Most children’s movie characters are objectively annoying to adults, but “The Smurfs” may be the first to make that annoyingness a stated part of the film itself. As their accidental human guardian, Neil Patrick Harris spends much of the film complaining about the little blue creatures squatting at his place. After all, who wouldn’t be a little ticked off about a bunch of miniature blue guys who sang insipid songs and shoehorned the word “Smurf” into every sentence — especially if they kept trying to teach you lessons?

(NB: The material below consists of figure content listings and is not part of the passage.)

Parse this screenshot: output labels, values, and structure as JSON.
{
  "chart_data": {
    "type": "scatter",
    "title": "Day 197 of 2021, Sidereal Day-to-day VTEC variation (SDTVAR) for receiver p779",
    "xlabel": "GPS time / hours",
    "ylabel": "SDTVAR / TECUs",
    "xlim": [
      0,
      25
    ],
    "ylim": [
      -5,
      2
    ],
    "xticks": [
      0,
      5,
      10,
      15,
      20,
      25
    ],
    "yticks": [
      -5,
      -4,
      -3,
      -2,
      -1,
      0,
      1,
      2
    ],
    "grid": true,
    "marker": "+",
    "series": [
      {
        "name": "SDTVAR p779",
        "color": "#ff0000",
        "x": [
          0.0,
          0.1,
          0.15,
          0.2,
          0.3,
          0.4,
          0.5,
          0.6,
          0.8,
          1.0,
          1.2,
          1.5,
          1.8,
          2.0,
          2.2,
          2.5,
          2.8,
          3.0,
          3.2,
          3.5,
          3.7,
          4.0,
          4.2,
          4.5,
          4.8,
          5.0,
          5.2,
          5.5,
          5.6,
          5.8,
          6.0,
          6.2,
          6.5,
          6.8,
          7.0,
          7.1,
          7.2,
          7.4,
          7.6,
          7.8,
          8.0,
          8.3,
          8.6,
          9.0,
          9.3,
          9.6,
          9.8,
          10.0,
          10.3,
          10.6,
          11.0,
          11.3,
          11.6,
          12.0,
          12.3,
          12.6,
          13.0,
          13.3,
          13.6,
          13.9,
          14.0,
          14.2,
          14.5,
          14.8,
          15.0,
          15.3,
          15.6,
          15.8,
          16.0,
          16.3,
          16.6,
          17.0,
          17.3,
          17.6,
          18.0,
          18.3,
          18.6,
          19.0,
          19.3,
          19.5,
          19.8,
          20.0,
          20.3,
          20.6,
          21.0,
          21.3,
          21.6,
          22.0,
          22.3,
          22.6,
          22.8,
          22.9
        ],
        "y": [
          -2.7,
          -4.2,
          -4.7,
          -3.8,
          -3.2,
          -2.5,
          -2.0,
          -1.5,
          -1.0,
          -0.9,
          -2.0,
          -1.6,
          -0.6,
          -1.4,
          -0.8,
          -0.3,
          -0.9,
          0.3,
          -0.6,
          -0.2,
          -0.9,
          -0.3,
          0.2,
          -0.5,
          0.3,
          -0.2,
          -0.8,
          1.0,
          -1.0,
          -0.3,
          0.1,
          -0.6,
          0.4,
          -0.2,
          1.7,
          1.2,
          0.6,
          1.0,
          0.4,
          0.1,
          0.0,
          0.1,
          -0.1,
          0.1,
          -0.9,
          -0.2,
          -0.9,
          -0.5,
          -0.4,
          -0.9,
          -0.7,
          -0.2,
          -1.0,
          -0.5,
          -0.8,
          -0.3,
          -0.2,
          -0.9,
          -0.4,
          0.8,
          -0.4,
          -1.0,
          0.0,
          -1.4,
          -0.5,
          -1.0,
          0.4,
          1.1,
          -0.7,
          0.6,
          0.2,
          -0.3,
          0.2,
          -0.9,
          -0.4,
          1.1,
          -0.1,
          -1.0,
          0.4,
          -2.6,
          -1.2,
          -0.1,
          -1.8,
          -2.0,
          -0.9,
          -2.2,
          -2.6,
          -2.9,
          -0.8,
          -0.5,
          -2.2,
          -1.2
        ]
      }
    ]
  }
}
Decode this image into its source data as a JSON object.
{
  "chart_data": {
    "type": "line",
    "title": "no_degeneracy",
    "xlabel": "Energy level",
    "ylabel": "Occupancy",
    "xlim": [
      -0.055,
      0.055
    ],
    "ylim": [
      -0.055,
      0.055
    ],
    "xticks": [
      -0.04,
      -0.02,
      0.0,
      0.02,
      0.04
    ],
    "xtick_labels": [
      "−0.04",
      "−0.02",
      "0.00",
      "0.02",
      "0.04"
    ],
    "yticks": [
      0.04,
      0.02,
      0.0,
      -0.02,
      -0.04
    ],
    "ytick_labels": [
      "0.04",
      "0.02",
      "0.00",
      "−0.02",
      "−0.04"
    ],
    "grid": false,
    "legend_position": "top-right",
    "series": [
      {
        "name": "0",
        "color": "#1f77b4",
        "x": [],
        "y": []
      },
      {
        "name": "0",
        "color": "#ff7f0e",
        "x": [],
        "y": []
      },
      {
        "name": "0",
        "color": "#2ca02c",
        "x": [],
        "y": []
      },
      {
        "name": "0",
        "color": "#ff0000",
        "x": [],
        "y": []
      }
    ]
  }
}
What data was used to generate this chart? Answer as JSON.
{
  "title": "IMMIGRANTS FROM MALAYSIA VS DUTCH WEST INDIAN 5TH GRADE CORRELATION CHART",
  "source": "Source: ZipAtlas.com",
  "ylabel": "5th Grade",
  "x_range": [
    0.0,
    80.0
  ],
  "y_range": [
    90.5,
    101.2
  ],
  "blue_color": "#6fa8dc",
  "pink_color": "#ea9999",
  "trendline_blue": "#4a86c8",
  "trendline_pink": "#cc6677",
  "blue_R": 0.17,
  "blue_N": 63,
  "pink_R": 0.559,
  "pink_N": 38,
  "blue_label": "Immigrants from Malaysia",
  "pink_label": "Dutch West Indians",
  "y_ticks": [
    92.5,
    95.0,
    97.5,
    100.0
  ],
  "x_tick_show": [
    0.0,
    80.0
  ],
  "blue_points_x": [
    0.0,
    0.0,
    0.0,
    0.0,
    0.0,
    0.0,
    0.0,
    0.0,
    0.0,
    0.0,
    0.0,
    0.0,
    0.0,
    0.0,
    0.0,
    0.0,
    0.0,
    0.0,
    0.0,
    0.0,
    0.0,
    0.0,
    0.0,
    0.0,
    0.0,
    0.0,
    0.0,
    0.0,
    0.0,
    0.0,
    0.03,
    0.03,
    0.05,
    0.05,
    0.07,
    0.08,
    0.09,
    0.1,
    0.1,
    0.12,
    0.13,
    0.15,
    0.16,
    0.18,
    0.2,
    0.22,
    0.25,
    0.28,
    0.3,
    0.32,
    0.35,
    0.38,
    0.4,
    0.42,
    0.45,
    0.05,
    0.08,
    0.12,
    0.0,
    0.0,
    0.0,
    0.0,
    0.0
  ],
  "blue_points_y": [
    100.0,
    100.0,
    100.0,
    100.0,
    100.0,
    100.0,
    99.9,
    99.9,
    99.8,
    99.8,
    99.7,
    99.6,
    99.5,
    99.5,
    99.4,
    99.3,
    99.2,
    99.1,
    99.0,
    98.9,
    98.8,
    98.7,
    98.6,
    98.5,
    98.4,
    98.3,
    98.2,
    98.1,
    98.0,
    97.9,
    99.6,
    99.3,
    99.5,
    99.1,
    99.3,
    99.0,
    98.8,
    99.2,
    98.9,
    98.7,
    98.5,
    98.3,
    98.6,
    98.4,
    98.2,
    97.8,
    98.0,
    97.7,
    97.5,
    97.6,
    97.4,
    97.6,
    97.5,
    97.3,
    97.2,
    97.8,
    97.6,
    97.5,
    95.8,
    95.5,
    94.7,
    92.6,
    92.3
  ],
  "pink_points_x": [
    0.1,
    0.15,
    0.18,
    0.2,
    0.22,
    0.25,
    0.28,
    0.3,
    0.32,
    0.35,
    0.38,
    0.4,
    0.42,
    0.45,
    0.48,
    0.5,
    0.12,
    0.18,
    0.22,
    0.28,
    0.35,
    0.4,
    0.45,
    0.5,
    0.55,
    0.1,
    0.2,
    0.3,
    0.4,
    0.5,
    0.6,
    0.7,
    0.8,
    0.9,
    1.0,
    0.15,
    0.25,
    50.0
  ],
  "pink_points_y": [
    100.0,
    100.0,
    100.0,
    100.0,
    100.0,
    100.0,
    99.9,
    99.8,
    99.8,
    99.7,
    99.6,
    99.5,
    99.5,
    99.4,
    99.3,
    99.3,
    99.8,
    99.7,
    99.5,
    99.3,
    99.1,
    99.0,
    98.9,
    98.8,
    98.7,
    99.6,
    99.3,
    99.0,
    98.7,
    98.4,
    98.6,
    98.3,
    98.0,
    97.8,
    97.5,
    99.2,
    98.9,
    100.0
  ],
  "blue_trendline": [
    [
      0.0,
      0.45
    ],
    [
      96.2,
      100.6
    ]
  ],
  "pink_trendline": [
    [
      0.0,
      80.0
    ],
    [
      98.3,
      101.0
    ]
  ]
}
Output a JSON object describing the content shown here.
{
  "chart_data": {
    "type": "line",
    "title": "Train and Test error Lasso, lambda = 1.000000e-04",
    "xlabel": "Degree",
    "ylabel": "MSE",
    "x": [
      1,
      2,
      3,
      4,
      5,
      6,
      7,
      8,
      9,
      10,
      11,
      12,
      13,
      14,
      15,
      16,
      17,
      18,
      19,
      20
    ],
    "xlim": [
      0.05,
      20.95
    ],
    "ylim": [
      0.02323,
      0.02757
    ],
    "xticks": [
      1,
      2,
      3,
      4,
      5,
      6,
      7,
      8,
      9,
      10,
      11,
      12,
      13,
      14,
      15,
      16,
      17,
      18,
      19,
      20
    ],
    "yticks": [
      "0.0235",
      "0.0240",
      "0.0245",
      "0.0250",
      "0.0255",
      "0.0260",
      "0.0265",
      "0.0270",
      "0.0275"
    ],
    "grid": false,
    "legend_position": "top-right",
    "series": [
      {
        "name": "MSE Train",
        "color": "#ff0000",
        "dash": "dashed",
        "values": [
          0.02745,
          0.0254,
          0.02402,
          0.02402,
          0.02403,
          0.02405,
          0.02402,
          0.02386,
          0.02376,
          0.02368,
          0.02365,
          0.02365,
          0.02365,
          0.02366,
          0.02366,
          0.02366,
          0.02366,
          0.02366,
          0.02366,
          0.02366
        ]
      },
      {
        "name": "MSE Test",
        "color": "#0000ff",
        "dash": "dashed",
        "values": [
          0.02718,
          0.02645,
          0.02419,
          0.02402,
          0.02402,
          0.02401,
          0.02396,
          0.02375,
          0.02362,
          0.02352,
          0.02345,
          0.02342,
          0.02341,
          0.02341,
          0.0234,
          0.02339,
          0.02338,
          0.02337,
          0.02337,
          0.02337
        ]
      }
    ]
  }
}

The Smurfs are in Harris’ Manhattan apartment ostensibly because of a magical portal that’s transplanted them from their world to our own, but really because sending your characters to New York is just what you do in kids movies when you don’t want to send them to a high school. Following the cerulean creatures through the portal is the evil sorcerer Gargamel (Hank Azaria), who wants to collect their essence as fuel for his dark magic. As they tend to, colorful hijinx ensue. The ones for kids involve Gargamel’s cat, the ones for adults involve Harris’ job — marketing for a cosmetics company. The adults get the short end of the stick.
The humans give committed performances, but the Smurfs themselves are mostly interchangeable. (Is it even possible to have a favorite Smurf? They’re basically a hive mind.) It’s tempting to wonder why the film was made, until you get to the scenes where the Smurfs stand around admiring the brand-name billboards in Times Square, or when the movie stops so Harris and the blue guys can play Rock Band for what feels like 10 minutes. Then you have your answer.